When explaining why the overwhelming majority of citizens in the UK, Europe and Australia complied with draconian and unfair laws and restrictions, Lord Sumption writes “people who are sufficiently frightened will submit to an authoritarian regime which offers them security against some real or imagined threat”.

Much like the way Big Brother in George Orwell’s 1984 dominates and controls citizens by instilling visceral fear of the traitor Goldstein and the enemy states of Eurasia and Eastasia, governments portrayed Covid-19 as a deadly beast that, unless controlled with drastic measures, would indiscriminately kill hundreds of thousands.

In Victoria, such was Premier Andrews’ success in instilling fear and convincing people that only he, as the state’s leader, could ensure their safety that students missed a year of schooling, small businesses were bankrupted, police used rubber bullets and mace, parliament was shut and long-held liberties and freedoms denied.

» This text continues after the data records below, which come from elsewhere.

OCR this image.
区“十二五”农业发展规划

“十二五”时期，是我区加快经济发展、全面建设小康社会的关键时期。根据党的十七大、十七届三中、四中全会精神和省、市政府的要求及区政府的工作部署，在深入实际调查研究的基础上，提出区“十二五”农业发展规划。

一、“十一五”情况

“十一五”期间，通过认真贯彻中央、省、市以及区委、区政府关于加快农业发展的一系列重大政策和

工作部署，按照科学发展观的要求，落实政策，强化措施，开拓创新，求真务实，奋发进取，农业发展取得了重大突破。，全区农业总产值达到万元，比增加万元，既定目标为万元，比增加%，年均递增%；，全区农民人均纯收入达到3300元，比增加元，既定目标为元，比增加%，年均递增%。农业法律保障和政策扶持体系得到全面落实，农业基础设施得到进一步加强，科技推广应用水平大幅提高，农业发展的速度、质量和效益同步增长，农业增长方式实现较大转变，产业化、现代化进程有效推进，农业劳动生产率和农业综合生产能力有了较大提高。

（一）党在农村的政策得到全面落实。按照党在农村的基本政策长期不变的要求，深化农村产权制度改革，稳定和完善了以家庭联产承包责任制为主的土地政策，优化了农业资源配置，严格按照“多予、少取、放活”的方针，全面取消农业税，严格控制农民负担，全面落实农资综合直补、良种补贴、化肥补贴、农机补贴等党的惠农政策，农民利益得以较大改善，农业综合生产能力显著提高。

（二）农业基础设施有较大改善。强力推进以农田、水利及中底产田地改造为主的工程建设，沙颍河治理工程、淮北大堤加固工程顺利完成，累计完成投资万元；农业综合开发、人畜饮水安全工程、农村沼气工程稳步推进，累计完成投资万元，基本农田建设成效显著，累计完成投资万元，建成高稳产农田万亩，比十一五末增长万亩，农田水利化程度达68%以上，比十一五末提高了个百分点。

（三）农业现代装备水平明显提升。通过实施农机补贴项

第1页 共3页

While Australian governments’ responses to the recent emergence of Covid-19 and its variants have been less draconian and offensive, what most concerns Lord Sumption is the reality that once freedom is lost as a result of excessive and unwarranted government overreach it is very difficult, almost impossible, to regain.

After arguing “the use of political power as an instrument of mass coercion fuelled by public fear is corrosive,” Lord Sumption writes: “governments rarely relinquish powers they have once acquired”. As the saying goes, ‘while power corrupts, absolute power corrupts absolutely’.

This is proven by the existence of totalitarian dictatorships and oligarchies throughout history and those currently existing in China, Russia, North Korea, Iran and Venezuela where it is obvious, the liberty and freedom associated with Western liberal democracies like Australia are not guaranteed.

The compact between citizens and government is fragile, based on conventions, beliefs and laws often unwritten and taken for granted.

Once trust and confidence are shattered Lord Sumption warns that society descends into a Hobbesian world – one where compliant citizens are ruled by absolute governments and tyranny prevails.

As argued by Thomas Jefferson, one of America’s founding fathers and statesman, “the price of freedom is eternal vigilance.” Lord Sumption concludes his Menzies Institute lecture with a dire warning:

“There is no inevitability about the future course of any historical trend. But the changes in our political culture seem to me to reflect a profound change in the public mood, which has been many years in the making and may be many years in the unmaking.
We are entering a Hobbesian world, the enormity of which has not yet dawned on our people”.